Yuan Yuchen, Cui Qiang
Department of Chemistry, Boston University, 590 Commonwealth Avenue, Boston, Massachusetts 02215, United States.
Department of Physics, Boston University, 590 Commonwealth Avenue, Boston, Massachusetts 02215, United States.
J Chem Theory Comput. 2023 Aug 22;19(16):5394-5406. doi: 10.1021/acs.jctc.3c00591. Epub 2023 Aug 1.
Free energy differences (Δ) are essential to quantitative characterization and understanding of chemical and biological processes. Their direct estimation with an accurate quantum mechanical potential is of great interest and yet impractical due to high computational cost and incompatibility with typical alchemical free energy protocols. One promising solution is the multilevel free energy simulation in which the estimate of Δ at an inexpensive low level of theory is combined with the correction toward a higher level of theory. The poor configurational overlap generally expected between the two levels of theory, however, presents a major challenge. We overcome this challenge by using a deep neural network model and enhanced sampling simulations. An adversarial autoencoder is used to identify a low-dimensional (latent) space that compactly represents the degrees of freedom that encode the distinct distributions at the two levels of theory. Enhanced sampling in this latent space is then used to drive the sampling of configurations that predominantly contribute to the free energy correction. Results for both gas phase and condensed phase systems demonstrate that this data-driven approach offers high accuracy and efficiency with great potential for scalability to complex systems.

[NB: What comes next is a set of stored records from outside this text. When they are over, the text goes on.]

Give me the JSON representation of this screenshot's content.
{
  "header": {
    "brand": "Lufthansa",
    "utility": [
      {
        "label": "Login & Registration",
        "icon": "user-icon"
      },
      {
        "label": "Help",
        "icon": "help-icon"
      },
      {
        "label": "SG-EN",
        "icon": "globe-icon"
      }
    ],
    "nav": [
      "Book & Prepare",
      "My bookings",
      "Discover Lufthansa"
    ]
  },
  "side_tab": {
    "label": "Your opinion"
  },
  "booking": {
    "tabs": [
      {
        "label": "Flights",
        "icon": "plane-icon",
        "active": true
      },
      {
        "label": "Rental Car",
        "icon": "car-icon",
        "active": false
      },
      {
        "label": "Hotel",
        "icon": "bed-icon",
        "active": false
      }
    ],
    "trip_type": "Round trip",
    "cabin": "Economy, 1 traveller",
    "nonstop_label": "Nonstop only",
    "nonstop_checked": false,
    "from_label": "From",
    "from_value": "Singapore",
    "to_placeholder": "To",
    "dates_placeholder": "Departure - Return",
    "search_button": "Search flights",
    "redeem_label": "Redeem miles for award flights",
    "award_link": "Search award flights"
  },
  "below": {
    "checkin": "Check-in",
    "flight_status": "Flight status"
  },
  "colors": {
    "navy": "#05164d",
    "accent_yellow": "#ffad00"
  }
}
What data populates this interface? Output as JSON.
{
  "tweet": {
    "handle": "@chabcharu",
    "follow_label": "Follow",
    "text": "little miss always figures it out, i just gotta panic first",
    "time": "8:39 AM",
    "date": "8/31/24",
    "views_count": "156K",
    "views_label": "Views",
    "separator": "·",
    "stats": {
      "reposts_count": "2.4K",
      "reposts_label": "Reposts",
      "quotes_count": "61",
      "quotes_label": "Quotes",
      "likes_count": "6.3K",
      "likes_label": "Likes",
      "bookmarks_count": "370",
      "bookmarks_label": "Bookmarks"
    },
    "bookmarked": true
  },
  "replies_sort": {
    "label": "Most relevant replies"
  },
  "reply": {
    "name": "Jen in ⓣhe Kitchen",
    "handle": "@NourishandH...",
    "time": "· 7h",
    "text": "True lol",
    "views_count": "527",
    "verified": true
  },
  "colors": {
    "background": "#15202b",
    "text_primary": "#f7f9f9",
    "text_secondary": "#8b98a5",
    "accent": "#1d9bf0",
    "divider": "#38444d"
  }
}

自由能差(Δ)对于化学和生物过程的定量表征和理解至关重要。使用精确的量子力学势直接估计自由能差极具意义,但由于计算成本高且与典型的炼金术自由能协议不兼容,这一方法并不实际。一个有前景的解决方案是多级自由能模拟,即在廉价的低理论水平下估计Δ,并结合向更高理论水平的校正。然而,通常预期的两个理论水平之间较差的构型重叠构成了一项重大挑战。我们通过使用深度神经网络模型和增强采样模拟克服了这一挑战。对抗自编码器用于识别一个低维(潜在)空间,该空间紧凑地表示编码两个理论水平上不同分布的自由度。然后在这个潜在空间中进行增强采样,以驱动对主要贡献于自由能校正的构型进行采样。气相和凝聚相系统的结果表明,这种数据驱动的方法具有高精度和高效率,并且具有扩展到复杂系统的巨大潜力。